Apostolische Reise nach Armenien – Ökumenisches Gebetstreffen

johannes xppeter paulKathedrale des hl. Gregorios
Eriwan, 26. September 2001

Quelle
Vatikan: Pastoralbesuch in Kasachstan und Apostolische Reise nach Armenien, 2001
Hl. Gregor der Erleuchter
YouTube: Noahs Arche – Unglaubliche Funde am Berg Ararat

“Seht doch, wie gut und schön ist es, wenn Brüder miteinander in Eintracht wohnen” (Ps 133,1).

Gelobt sei Jesus Christus!

1. Am vergangenen Sonntag hatten Eure Heiligkeit und das gesamte Katholikat von Etschmiadzin die Freude, diese neue Kathedrale des hl. Gregorios des Erleuchters einzuweihen als würdiges Gedächtnis an die 1700jährige Treue Armeniens zu unserem Herrn und Erlöser Jesus Christus.

Dieses herrliche Gotteshaus zeugt von dem Glauben, den eure Väter euch weitergegeben haben, und spricht zu uns allen von der Hoffnung, die heute das armenische Volk bewegt, mit neuer Zuversicht und mutiger Entschlossenheit in die Zukunft zu blicken.

Für mich persönlich ist es eine grosse Freude, mit Eurer Heiligkeit diese ökumenische Liturgie zu leiten. Sie ist gleichsam die Fortsetzung unseres gemeinsamen Gebets vom vergangenen Jahr in der Petersbasilika in Rom. Dort haben wir zusammen die Reliquie des hl. Gregorios des Erleuchters verehrt, und der Herr gewährt uns heute, hier in Eriwan dieselbe Geste zu wiederholen.

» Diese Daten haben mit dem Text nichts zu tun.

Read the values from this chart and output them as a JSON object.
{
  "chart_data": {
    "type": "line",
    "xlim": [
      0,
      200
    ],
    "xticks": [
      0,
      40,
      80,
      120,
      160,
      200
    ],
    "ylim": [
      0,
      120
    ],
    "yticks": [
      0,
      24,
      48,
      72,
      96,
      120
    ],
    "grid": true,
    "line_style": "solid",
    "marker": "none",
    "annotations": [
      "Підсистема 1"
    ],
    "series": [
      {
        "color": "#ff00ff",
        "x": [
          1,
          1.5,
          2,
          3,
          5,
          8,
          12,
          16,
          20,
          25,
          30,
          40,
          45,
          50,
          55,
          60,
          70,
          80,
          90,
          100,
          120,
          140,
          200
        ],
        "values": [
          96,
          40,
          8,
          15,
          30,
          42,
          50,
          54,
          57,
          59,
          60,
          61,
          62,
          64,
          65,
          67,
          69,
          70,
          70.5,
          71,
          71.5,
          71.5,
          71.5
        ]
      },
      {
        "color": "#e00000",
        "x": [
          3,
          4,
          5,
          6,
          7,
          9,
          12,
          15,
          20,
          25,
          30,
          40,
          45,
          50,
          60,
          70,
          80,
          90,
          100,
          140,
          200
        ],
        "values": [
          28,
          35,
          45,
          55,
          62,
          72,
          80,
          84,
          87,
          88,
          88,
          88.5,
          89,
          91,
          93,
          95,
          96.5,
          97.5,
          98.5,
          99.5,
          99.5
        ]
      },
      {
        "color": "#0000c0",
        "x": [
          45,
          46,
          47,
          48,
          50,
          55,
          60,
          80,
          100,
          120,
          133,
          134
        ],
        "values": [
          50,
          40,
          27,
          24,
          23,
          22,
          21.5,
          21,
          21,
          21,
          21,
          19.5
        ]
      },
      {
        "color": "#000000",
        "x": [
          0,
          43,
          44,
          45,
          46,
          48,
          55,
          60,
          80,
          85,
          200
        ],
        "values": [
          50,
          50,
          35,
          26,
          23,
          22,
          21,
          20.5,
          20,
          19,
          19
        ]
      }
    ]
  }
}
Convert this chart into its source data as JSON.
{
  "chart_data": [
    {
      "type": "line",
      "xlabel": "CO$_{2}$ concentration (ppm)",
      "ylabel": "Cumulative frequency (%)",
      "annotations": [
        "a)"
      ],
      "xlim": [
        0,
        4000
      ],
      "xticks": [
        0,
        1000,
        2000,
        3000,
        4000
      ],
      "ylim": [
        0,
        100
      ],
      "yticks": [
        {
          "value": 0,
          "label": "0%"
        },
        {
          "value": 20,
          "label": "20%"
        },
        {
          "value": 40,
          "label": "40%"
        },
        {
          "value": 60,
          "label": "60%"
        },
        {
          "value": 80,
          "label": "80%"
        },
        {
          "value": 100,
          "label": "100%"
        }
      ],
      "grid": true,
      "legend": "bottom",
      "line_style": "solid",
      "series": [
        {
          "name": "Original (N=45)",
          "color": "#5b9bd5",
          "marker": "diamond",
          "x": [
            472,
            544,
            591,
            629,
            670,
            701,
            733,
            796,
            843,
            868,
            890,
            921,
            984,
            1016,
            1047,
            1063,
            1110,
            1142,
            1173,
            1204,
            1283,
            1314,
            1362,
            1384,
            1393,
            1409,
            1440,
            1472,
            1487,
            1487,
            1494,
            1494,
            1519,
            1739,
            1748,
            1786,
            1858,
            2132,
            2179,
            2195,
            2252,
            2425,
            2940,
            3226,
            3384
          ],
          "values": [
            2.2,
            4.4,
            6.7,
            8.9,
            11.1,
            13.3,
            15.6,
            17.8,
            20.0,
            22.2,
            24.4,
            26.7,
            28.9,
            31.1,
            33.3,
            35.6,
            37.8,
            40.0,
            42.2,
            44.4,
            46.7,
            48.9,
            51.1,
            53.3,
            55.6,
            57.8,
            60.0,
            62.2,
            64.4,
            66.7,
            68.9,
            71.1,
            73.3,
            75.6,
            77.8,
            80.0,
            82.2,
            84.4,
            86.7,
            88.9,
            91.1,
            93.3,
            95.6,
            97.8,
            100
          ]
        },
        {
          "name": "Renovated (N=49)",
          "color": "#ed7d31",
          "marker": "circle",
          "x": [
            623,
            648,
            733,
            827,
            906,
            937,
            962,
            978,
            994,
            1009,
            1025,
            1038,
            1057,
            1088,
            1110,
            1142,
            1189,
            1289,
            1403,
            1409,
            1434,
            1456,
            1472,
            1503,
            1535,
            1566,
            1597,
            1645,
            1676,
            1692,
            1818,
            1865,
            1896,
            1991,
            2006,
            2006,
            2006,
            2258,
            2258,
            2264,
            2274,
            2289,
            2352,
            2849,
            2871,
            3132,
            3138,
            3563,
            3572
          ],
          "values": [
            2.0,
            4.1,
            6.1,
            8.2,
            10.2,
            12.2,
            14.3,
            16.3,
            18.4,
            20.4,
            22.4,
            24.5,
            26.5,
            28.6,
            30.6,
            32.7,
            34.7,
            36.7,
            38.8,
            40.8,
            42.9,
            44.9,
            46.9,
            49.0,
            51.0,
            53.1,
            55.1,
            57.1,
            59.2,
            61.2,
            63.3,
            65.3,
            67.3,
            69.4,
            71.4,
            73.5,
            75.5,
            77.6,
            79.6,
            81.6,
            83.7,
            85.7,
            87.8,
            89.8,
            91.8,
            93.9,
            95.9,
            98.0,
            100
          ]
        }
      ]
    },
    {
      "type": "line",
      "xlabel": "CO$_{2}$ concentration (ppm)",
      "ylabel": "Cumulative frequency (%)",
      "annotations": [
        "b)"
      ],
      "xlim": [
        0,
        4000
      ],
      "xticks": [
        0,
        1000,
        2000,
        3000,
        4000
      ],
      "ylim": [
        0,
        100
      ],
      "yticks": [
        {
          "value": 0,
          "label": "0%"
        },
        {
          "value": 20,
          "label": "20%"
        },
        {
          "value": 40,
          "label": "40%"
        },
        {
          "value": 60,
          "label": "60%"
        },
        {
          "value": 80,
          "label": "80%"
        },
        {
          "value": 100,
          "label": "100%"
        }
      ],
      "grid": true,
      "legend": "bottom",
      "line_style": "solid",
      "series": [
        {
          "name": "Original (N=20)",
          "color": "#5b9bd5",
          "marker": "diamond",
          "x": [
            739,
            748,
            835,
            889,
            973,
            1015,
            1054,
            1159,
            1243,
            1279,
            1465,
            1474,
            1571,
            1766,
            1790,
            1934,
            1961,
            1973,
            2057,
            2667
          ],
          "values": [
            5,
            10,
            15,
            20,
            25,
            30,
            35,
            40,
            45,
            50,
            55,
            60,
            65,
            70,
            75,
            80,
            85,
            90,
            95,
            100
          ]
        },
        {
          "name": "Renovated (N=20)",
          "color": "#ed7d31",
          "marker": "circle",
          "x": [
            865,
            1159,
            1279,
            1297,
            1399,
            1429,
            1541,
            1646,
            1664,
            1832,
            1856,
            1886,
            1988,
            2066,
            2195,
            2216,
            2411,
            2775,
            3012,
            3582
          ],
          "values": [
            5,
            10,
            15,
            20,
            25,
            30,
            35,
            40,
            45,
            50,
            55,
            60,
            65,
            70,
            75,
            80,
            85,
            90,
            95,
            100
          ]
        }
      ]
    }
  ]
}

Ich umarme Eure Heiligkeit mit derselben brüderlichen Zuneigung, mit der Sie mich während Ihres Besuchs in Rom begrüsst haben.

Ich danke Seiner Exzellenz dem Präsidenten der Republik für seine Anwesenheit bei diesem ökumenischen Treffen zum Zeichen unserer gemeinsamen Überzeugung, dass die Nation durch die gegenseitige Achtung und die Zusammenarbeit aller ihrer Institutionen blühen und gedeihen wird. Ich denke in diesem Augenblick an Seine Heiligkeit Aram I., den Katholikos des Grossen Hauses von Kilikien, wie auch an die armenischen Patriarchen von Jerusalem und Konstantinopel: Ich sende ihnen einen Gruss in der Liebe des Herrn. Herzlich grüsse ich die geehrten Mitglieder aller zivilen und religiösen Autoritäten und die heute abend hier vertretenen Gemeinschaften.

2. Als sich König Tiridates III. durch die Predigt des hl. Gregorios bekehrte, wurde die lange Geschichte des armenischen Volkes von einem neuen Licht erhellt. Die Universalität des Glaubens verband sich unauflöslich mit eurer nationalen Identität. Der christliche Glaube fasste für immer Wurzeln in diesem Land um den Berg Ararat, und das Wort des Evangeliums beeinflusste sehr stark die Sprache, das Familienleben, die Kultur und die Kunst des armenischen Volkes.

Während die armenische Kirche ihre eigene Identität bewahrte und weiterentfaltete, bemühte sie sich, auch den Dialog mit anderen christlichen Traditionen zu pflegen und aus deren geistlichem und kulturellem Erbe zu schöpfen. Schon von den Anfängen an wurden nicht nur die Heiligen Schriften, sondern auch die Hauptwerke der syrischen, griechischen und lateinischen Väter ins Armenische übersetzt. Die armenische Liturgie liess sich von den liturgischen Traditionen der Kirche des Orients und des Okzidents inspirieren. Dank dieser aussergewöhnlichen geistigen Öffnung war die armenische Kirche im Lauf der Geschichte besonders empfänglich für das Anliegen der Einheit der Christen. Heilige Patriarchen und Kirchenlehrer wie Isaak der Grosse, Babghèn von Otmus, Zacharias von Dzag, Nerses Snorhali, Nerses von Lambron, Stefan von Salmasta, Jakob von Julfa u. a. waren bekannt für ihren Eifer im Hinblick auf die Einheit der Kirche.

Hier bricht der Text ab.